Vaya que tenía razón Benedetti, que hay que defender la alegría, como un dos a cero, como la fiereza y la dignidad. Claro que hay que ampararla, resguardarla, como a la esperanza, otro sentimiento acorralado por los mismos agoreros. Preservar esa esperanza que como dice Fromm, “no es espera pasiva, sino acto comprometido, por eso no tiene que ver con el futuro que alguien construya, que otros construyan, eso es resignación, sino con lo que podamos construir de cambio hoy”. La esperanza, como construcción colectiva, activa, es una concreción que depende de nosotros, no de otros ni del azar, de nuestro compromiso decidido de hacer un mundo mejor. Hay que ampararla también de los discursos que promueven irse, como salvación individual frente a un país detestable y sin arreglo.

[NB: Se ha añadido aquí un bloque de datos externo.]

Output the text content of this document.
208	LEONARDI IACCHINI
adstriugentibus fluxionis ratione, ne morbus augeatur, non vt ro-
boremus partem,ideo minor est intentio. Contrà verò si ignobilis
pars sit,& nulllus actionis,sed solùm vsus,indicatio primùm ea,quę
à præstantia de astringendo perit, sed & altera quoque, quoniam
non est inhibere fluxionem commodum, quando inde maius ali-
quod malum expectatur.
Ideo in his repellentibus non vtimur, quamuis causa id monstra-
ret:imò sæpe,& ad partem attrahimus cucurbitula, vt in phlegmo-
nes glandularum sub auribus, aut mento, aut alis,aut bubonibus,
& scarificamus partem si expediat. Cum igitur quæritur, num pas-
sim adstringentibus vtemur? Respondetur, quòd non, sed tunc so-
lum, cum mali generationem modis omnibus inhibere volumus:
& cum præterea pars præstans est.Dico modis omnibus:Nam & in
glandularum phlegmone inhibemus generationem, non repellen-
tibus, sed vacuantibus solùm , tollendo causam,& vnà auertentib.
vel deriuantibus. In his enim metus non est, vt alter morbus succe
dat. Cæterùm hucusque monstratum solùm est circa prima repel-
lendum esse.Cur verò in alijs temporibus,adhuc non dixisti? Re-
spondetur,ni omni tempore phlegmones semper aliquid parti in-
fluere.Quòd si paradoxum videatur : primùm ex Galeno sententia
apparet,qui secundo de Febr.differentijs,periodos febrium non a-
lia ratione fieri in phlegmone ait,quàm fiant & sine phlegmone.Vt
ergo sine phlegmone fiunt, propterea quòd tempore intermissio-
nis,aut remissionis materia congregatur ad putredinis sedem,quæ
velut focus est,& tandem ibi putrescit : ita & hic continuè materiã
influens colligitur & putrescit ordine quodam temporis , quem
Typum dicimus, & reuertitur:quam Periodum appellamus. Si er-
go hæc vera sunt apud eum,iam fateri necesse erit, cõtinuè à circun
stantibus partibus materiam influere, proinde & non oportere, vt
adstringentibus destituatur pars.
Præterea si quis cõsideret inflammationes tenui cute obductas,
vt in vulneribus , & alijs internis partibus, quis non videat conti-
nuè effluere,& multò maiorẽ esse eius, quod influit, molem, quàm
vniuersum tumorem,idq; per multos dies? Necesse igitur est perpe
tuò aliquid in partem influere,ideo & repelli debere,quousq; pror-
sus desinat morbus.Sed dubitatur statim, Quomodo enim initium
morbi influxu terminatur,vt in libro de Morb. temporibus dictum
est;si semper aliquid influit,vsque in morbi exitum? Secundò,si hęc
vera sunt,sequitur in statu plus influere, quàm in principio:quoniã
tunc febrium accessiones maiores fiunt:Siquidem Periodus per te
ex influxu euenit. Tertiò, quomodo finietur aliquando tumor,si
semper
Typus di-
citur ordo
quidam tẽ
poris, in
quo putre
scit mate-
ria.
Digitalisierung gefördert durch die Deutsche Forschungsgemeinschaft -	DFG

Convencidos que hay quienes nos quieren tristes y desilusionados, que ponen para ello balas, vallas y palabras, y de que “nada grande se puede hacer sin alegría, que nos quieren tristes para que nos sintamos vencidos”, pues “los pueblos deprimidos no vencen ni el laboratorio ni las disputas económicas”, proponemos como banderas la alegría, la esperanza, el orgullo de ser argentinos y la convicción de que el triunfo depende solo de nosotros, de nuestra capacidad de transformación colectiva de una realidad injusta, dolorosa y desigual.